Perseveranza, pazienza ma poche speranze di lieto fine – almeno momentaneo – in Belgio, accanto a una dura replica al “lato oscuro del pentitismo interessato” in Italia. Si consuma con strategie simili l’ennesima puntata legale del Qatargate, che lascia ancora appesa alle parole del pentito Pier Antonio Panzeri e alle delibere dei magistrati la sorte dell’ex vicepresidente del Parlamento europeo Eva Kaili e dei due eurodeputati socialisti Andrea Cozzolino e Marc Tarabella. Ma soprattutto per l’italiano e il belga ora è il tempo di fare muro contro le accuse mosse dall’ex collega ed ex amico di partito – anima rea confessa dello scandalo di corruzione targato Doha e Rabat – che, è l’ostinata difesa comune dei loro legali, in verità “non sa niente” e “inventa l’incredibile per guadagnarsi i benefici promessi e ottenuti”, tirando in mezzo all’inchiesta i compagni di partito con accuse “infondate e incoerenti”.
Argomentazioni sulle quali la giustizia belga e italiana saranno chiamate a riflettere nelle prossime ore per decidere venerdì 3 marzo se confermare la linea dura estendendo la custodia cautelare a Bruxelles di Kaili e Tarabella, e se ordinare l’estradizione di Cozzolino – dal 10 febbraio ai domiciliari a Napoli – con un’udienza rinviata al 14 marzo. Con le ultime confessioni rese da Panzeri a più riprese – almeno tre – a febbraio apparse ormai sulle pagine dei quotidiani europei, al Palais de Justice della capitale belga le arringhe dei team legali di Kaili e Tarabella si sono succedute una dietro l’altra per convincere i togati della Corte d’Appello della completa innocenza dei due indagati e per mettere in evidenza come tutti gli elementi fatti emergere da Panzeri non abbiano fin qui trovato riscontro nella realtà.

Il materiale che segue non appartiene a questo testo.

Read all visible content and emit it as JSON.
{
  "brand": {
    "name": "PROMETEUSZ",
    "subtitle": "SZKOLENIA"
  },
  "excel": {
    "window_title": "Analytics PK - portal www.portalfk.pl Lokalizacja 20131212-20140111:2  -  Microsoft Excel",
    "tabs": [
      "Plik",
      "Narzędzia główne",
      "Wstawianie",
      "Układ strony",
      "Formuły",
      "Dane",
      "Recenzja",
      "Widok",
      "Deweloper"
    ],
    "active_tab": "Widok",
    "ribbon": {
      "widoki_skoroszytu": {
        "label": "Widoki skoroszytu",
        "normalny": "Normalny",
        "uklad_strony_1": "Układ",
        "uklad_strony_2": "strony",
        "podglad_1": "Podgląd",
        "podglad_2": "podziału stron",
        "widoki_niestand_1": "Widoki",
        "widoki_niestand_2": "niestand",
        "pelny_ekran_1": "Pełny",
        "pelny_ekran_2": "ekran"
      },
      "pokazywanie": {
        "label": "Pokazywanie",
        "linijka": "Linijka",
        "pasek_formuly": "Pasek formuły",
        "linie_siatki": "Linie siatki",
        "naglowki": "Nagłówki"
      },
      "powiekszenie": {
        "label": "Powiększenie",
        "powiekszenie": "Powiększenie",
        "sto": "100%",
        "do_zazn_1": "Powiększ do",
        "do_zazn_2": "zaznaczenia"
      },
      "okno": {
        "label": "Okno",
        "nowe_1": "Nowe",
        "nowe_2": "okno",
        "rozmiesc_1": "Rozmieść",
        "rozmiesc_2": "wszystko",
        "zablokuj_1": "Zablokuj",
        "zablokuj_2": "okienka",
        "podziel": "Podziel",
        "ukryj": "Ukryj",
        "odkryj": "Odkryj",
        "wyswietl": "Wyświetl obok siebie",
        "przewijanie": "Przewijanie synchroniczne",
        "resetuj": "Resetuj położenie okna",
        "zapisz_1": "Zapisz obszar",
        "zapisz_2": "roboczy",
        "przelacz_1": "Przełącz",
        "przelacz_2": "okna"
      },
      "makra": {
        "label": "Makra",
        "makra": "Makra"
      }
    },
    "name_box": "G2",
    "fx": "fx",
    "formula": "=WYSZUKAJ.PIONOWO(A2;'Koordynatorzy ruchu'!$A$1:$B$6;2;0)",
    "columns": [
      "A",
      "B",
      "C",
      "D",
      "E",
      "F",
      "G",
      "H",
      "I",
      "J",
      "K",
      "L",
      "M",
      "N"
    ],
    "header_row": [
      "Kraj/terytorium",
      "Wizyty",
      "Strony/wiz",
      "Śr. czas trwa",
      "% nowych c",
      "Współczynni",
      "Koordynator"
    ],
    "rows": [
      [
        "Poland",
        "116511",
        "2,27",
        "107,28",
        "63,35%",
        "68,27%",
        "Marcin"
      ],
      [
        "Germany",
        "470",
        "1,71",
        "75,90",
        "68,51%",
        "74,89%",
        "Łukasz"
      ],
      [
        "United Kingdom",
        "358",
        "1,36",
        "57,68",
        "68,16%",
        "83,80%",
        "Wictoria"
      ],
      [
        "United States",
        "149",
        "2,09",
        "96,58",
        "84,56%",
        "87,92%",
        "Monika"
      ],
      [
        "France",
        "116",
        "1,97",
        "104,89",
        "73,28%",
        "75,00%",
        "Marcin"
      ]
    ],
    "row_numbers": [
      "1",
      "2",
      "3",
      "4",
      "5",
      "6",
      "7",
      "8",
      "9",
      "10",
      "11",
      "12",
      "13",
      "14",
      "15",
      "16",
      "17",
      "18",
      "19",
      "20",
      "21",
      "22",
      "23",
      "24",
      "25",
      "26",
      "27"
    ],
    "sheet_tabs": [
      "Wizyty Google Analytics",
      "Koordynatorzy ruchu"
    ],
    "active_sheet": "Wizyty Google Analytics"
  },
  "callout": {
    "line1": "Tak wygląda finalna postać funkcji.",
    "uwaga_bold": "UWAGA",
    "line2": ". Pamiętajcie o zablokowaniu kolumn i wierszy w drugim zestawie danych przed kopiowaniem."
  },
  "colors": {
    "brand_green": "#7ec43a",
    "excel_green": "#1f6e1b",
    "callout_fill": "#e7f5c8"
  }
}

Una realtà che, nelle parole del legale Maxim Toeller a difesa dell’eurodeputato belga, risulta ogni giorno che passa più evidente perché nel tempo l’ex sindacalista lombardo “ha manifestamente cambiato versione” parlando prima di “presunte donazioni” a favore di Tarabella, poi di cifre che sono passate dall’essere “prima 120 mila euro, poi 140 mila, e ora 250 mila”; ma che fin qui non sono state rintracciate dagli inquirenti sui conti del sindaco del piccolo borgo di Anthisnes, sollevato anche da una perizia finanziaria condotta da parte di esperti esterni. Una linea condivisa anche dai due legali campani di Cozzolino, Federico Conte e Dezio Ferraro, secondo i quali “in mancanza di elementi esterni di riscontro” si sta dando “tanto credito” alle parole di Panzeri con una condotta giudiziaria resa ancora più “inquietante” dalle fughe di notizie sulla stampa e dalla messa in accusa del giudice istruttore Michael Claise, sulla quale pesano accuse di “parzialità” che spetterà nuovamente alla giustizia belga sciogliere martedì 7 marzo.
Tutti elementi “chiari” per il penalista belga Toeller, ma che si scontrano con un sistema giudiziario belga nel quale “la durata media della detenzione preventiva è di tre mesi”. Un tempo che, minuto dopo minuto, anche Eva Kaili – in cella dal 9 dicembre scorso – sta per raggiungere. A complicare la posizione della politica ellenica – che dopo il braccialetto elettronico concesso al compagno Francesco Giorgi ora non può nemmeno più battersi per tornare a casa dalla figlia di due anni lasciata per due mesi sola – ci sono anche le registrazioni delle telefonate in cella, durante le quali avrebbe continuato a dare istruzioni alla sorella e al padre su proprietà, capitali, oggetti e relazioni con imprenditori e politici greci. In attesa delle delibere di marzo, lo scandalo d’ora in poi si evolverà anche su un altro fronte: a Milano i magistrati hanno deciso di aprire un’indagine autonoma per scavare sui profili di riciclaggio delle presunte mazzette.